Weiss Kugel is nearby. At 3,739 meters, it is one of the highest peaks in the area, and would be the grand finale to our hut trip. Since weather forecasts are not always accurate, Ted seeks the final word from the charming chalet girl, herself an accomplished mountaineer. Ted asks if the day might be good for attempting the climb. She gives him a kind smile and replies graciously, “There will be better days.” Ted gets her phone number instead (clever fellow), and we agree to follow her suggestion of skiing down the groomed cat track to the village below.
In Europe, even a groomed cat track can be extreme when it’s an ice sheet. The light is flat and the fog so thick I can barely hear the chattering scrape of Lou and Ted’s skis as they zigzag down the steep path ahead of me. At one point I swing close to the edge and glimpse a sheer drop off of jagged rocks plunging into nothingness. I catch my breath, tighten my turns, and hurry to follow my shadowy partners.
As we relax in the rail car, we pass through the scenic Etsch River valley towards the Brenner Pass. South Tirol has a mild Mediterranean climate, and the valleys are filled with vineyards and orchards. Centuries ago, the Roman conquest brought apples to South Tirol. In the Middle Ages, apples were a crop of monasteries and they preserved the varieties of apple and knowledge of fruit-growing. In the late 1800’s, farmers drained water from the bottom of the valley by controlling the River Etsch, and cultivated the land. Today the area is the largest apple producing region in Europe. Now we know who to thank for Lou’s beloved apple strudel.
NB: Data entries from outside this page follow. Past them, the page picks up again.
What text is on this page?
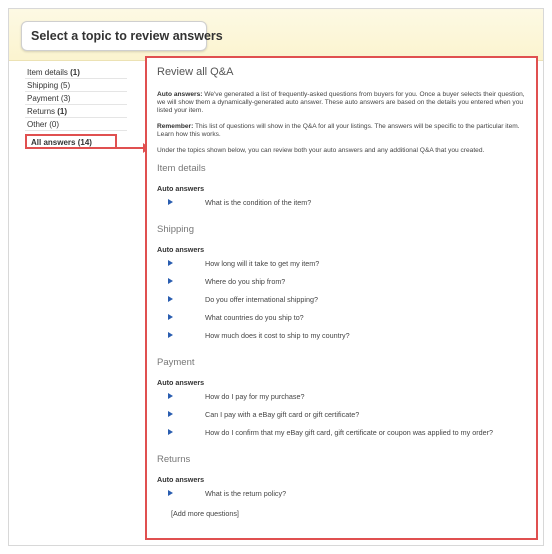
Select a topic to review answers
Item details (1)
Shipping (5)
Payment (3)
Returns (1)
Other (0)
All answers (14)
Review all Q&A

Auto answers: We've generated a list of frequently-asked questions from buyers for you. Once a buyer selects their question, we will show them a dynamically-generated auto answer. These auto answers are based on the details you entered when you listed your item.

Remember: This list of questions will show in the Q&A for all your listings. The answers will be specific to the particular item. Learn how this works.

Under the topics shown below, you can review both your auto answers and any additional Q&A that you created.

Item details
Auto answers
What is the condition of the item?
Shipping
Auto answers
How long will it take to get my item?
Where do you ship from?
Do you offer international shipping?
What countries do you ship to?
How much does it cost to ship to my country?
Payment
Auto answers
How do I pay for my purchase?
Can I pay with a eBay gift card or gift certificate?
How do I confirm that my eBay gift card, gift certificate or coupon was applied to my order?
Returns
Auto answers
What is the return policy?
[Add more questions]
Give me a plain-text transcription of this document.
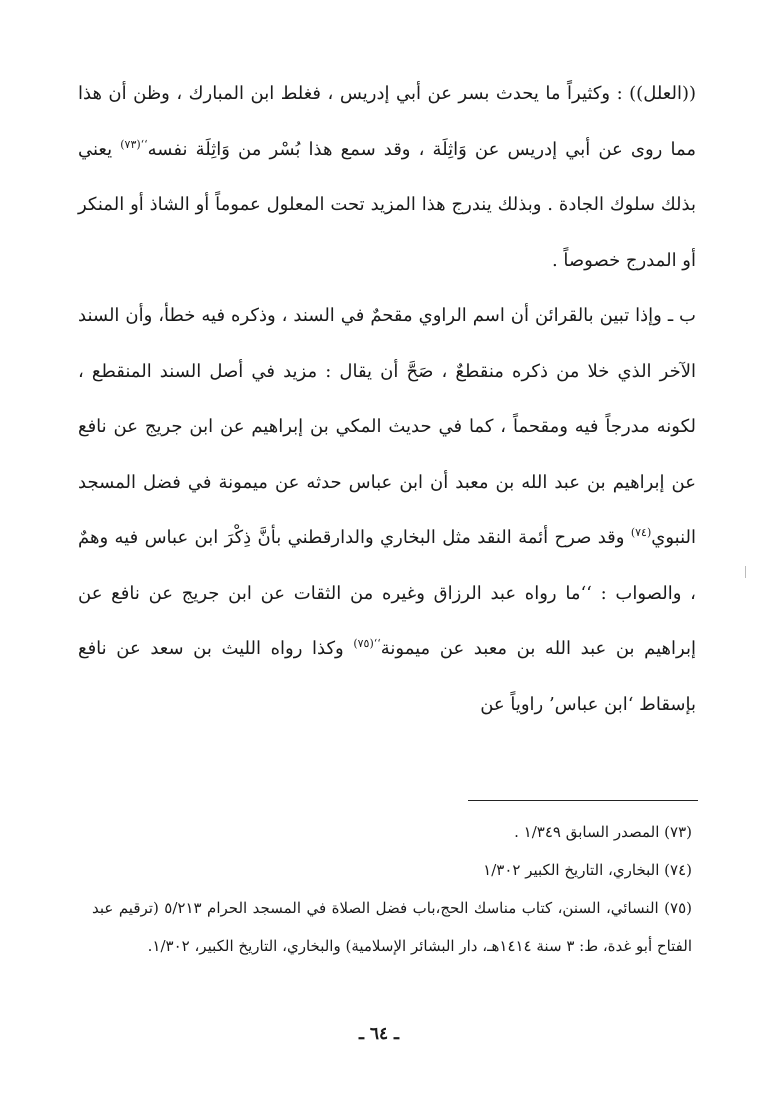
((العلل)) : وكثيراً ما يحدث بسر عن أبي إدريس ، فغلط ابن المبارك ، وظن أن هذا مما روى عن أبي إدريس عن وَاثِلَة ، وقد سمع هذا بُسْر من وَاثِلَة نفسه$^{‘‘(٧٣)}$ يعني بذلك سلوك الجادة . وبذلك يندرج هذا المزيد تحت المعلول عموماً أو الشاذ أو المنكر أو المدرج خصوصاً .

ب ـ وإذا تبين بالقرائن أن اسم الراوي مقحمٌ في السند ، وذكره فيه خطأ، وأن السند الآخر الذي خلا من ذكره منقطعٌ ، صَحَّ أن يقال : مزيد في أصل السند المنقطع ، لكونه مدرجاً فيه ومقحماً ، كما في حديث المكي بن إبراهيم عن ابن جريج عن نافع عن إبراهيم بن عبد الله بن معبد أن ابن عباس حدثه عن ميمونة في فضل المسجد النبوي$^{(٧٤)}$ وقد صرح أئمة النقد مثل البخاري والدارقطني بأنَّ ذِكْرَ ابن عباس فيه وهمٌ ، والصواب : ‘‘ما رواه عبد الرزاق وغيره من الثقات عن ابن جريج عن نافع عن إبراهيم بن عبد الله بن معبد عن ميمونة$^{‘‘(٧٥)}$ وكذا رواه الليث بن سعد عن نافع بإسقاط ‘ابن عباس’ راوياً عن

(٧٣) المصدر السابق ١/٣٤٩ .

(٧٤) البخاري، التاريخ الكبير ١/٣٠٢

(٧٥) النسائي، السنن، كتاب مناسك الحج،باب فضل الصلاة في المسجد الحرام ٥/٢١٣ (ترقيم عبد الفتاح أبو غدة، ط: ٣ سنة ١٤١٤هـ، دار البشائر الإسلامية) والبخاري، التاريخ الكبير، ١/٣٠٢.

ـ ٦٤ ـ
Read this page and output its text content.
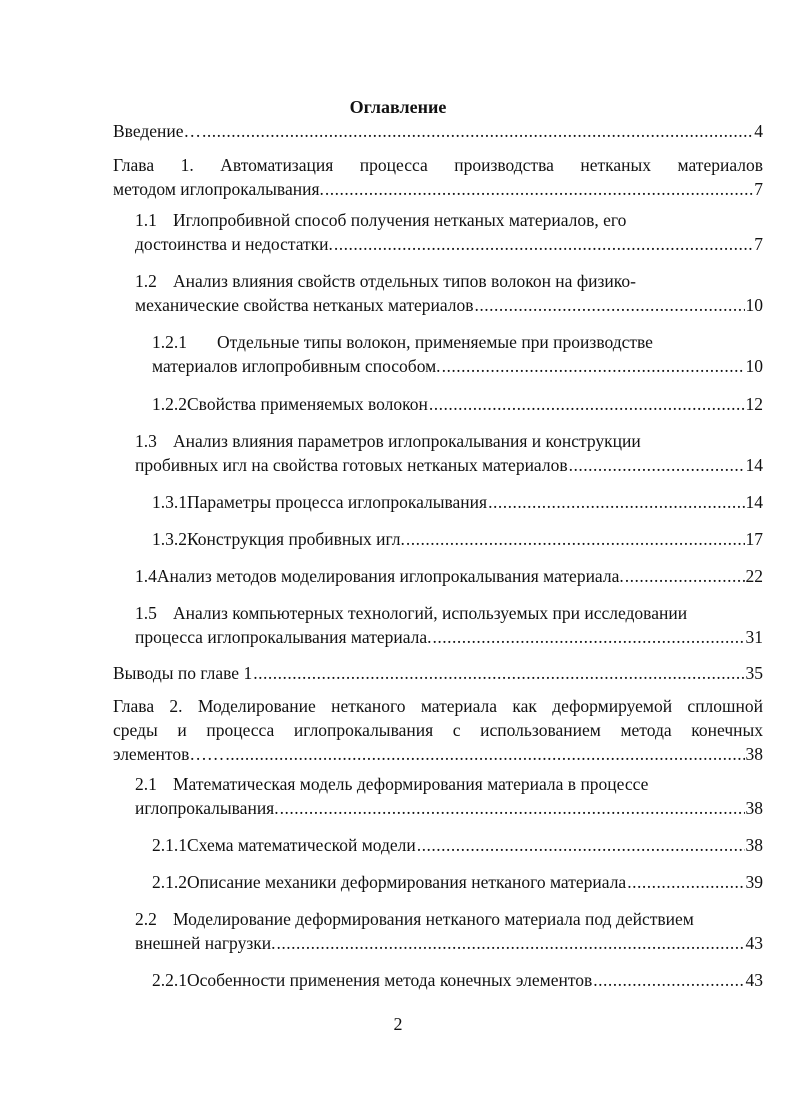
Оглавление
Введение… .....	4
Глава 1. Автоматизация процесса производства нетканых материалов
методом иглопрокалывания. .....	7
1.1 Иглопробивной способ получения нетканых материалов, его
достоинства и недостатки. .....	7
1.2 Анализ влияния свойств отдельных типов волокон на физико-
механические свойства нетканых материалов .....	10
1.2.1 Отдельные типы волокон, применяемые при производстве
материалов иглопробивным способом. .....	10
1.2.2 Свойства применяемых волокон .....	12
1.3 Анализ влияния параметров иглопрокалывания и конструкции
пробивных игл на свойства готовых нетканых материалов .....	14
1.3.1 Параметры процесса иглопрокалывания .....	14
1.3.2 Конструкция пробивных игл. .....	17
1.4 Анализ методов моделирования иглопрокалывания материала. .....	22
1.5 Анализ компьютерных технологий, используемых при исследовании
процесса иглопрокалывания материала. .....	31
Выводы по главе 1 .....	35
Глава 2. Моделирование нетканого материала как деформируемой сплошной
среды и процесса иглопрокалывания с использованием метода конечных
элементов…… .....	38
2.1 Математическая модель деформирования материала в процессе
иглопрокалывания. .....	38
2.1.1 Схема математической модели .....	38
2.1.2 Описание механики деформирования нетканого материала .....	39
2.2 Моделирование деформирования нетканого материала под действием
внешней нагрузки. .....	43
2.2.1 Особенности применения метода конечных элементов .....	43
2
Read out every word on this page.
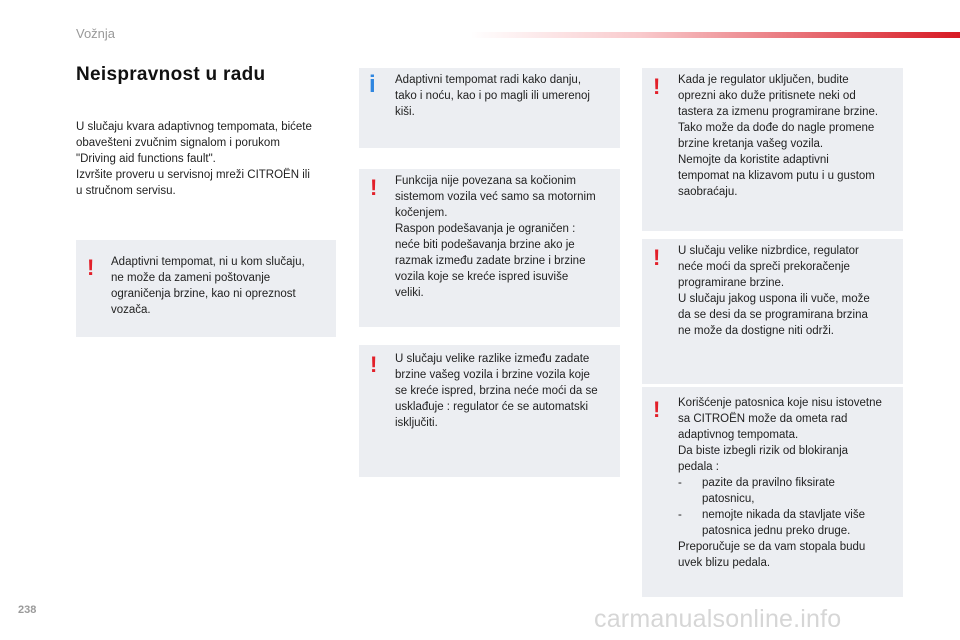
Vožnja
Neispravnost u radu
U slučaju kvara adaptivnog tempomata, bićete
obavešteni zvučnim signalom i porukom
"Driving aid functions fault".
Izvršite proveru u servisnoj mreži CITROËN ili
u stručnom servisu.
! Adaptivni tempomat, ni u kom slučaju,
ne može da zameni poštovanje
ograničenja brzine, kao ni opreznost
vozača.
i Adaptivni tempomat radi kako danju,
tako i noću, kao i po magli ili umerenoj
kiši.
! Funkcija nije povezana sa kočionim
sistemom vozila već samo sa motornim
kočenjem.
Raspon podešavanja je ograničen :
neće biti podešavanja brzine ako je
razmak između zadate brzine i brzine
vozila koje se kreće ispred isuviše
veliki.
! U slučaju velike razlike između zadate
brzine vašeg vozila i brzine vozila koje
se kreće ispred, brzina neće moći da se
usklađuje : regulator će se automatski
isključiti.
! Kada je regulator uključen, budite
oprezni ako duže pritisnete neki od
tastera za izmenu programirane brzine.
Tako može da dođe do nagle promene
brzine kretanja vašeg vozila.
Nemojte da koristite adaptivni
tempomat na klizavom putu i u gustom
saobraćaju.
! U slučaju velike nizbrdice, regulator
neće moći da spreči prekoračenje
programirane brzine.
U slučaju jakog uspona ili vuče, može
da se desi da se programirana brzina
ne može da dostigne niti održi.
! Korišćenje patosnica koje nisu istovetne
sa CITROËN može da ometa rad
adaptivnog tempomata.
Da biste izbegli rizik od blokiranja
pedala :
-	pazite da pravilno fiksirate
patosnicu,
-	nemojte nikada da stavljate više
patosnica jednu preko druge.
Preporučuje se da vam stopala budu
uvek blizu pedala.
238	carmanualsonline.info
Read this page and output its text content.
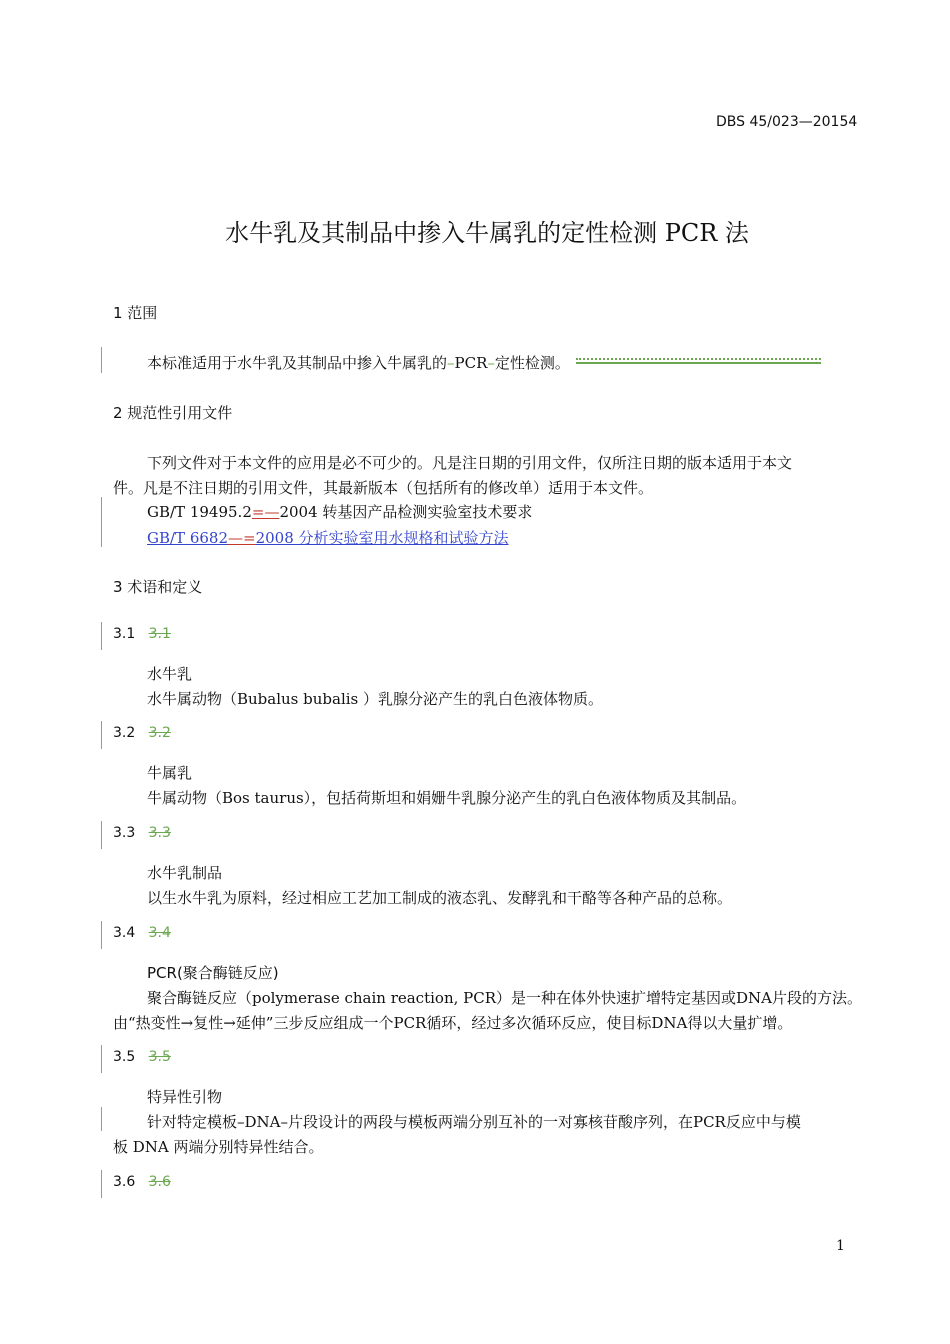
DBS 45/023—20154
水牛乳及其制品中掺入牛属乳的定性检测 PCR 法
1 范围
本标准适用于水牛乳及其制品中掺入牛属乳的–PCR–定性检测。
2 规范性引用文件
下列文件对于本文件的应用是必不可少的。凡是注日期的引用文件，仅所注日期的版本适用于本文
件。凡是不注日期的引用文件，其最新版本（包括所有的修改单）适用于本文件。
GB/T 19495.2=—2004 转基因产品检测实验室技术要求
GB/T 6682—=2008 分析实验室用水规格和试验方法
3 术语和定义
3.1 3.1
水牛乳
水牛属动物（Bubalus bubalis ）乳腺分泌产生的乳白色液体物质。
3.2 3.2
牛属乳
牛属动物（Bos taurus），包括荷斯坦和娟姗牛乳腺分泌产生的乳白色液体物质及其制品。
3.3 3.3
水牛乳制品
以生水牛乳为原料，经过相应工艺加工制成的液态乳、发酵乳和干酪等各种产品的总称。
3.4 3.4
PCR(聚合酶链反应)
聚合酶链反应（polymerase chain reaction, PCR）是一种在体外快速扩增特定基因或DNA片段的方法。
由“热变性→复性→延伸”三步反应组成一个PCR循环，经过多次循环反应，使目标DNA得以大量扩增。
3.5 3.5
特异性引物
针对特定模板–DNA–片段设计的两段与模板两端分别互补的一对寡核苷酸序列，在PCR反应中与模
板 DNA 两端分别特异性结合。
3.6 3.6
1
At Bolzano we switch trains and mistakenly get on the express. Even though we have to buy new tickets, it is a bargain at 32 euros to speed back to Innsbruck in only two hours. We save time by avoiding stops at numerous local villages, and the border crossing at the Brenner Pass goes smoothly. In the past, it could take hours. Not only were passports inspected by border patrol in the old days, but train engines had to be changed. Two companies operated different electrical systems, (15,000 V AC at 16.7 Hz in Austria, and 3,000 V DC in Italy), which required a lengthy stop at the border to change the electric locomotives.
In recent years diesel trains, and the introduction of multicurrent rolling stock that runs on both the Austrian and Italian networks eliminated the need for locomotive changes. Our wait at the border is brief while the border police walk quickly through the cabins. We avoid interrogation by ordering another strudel.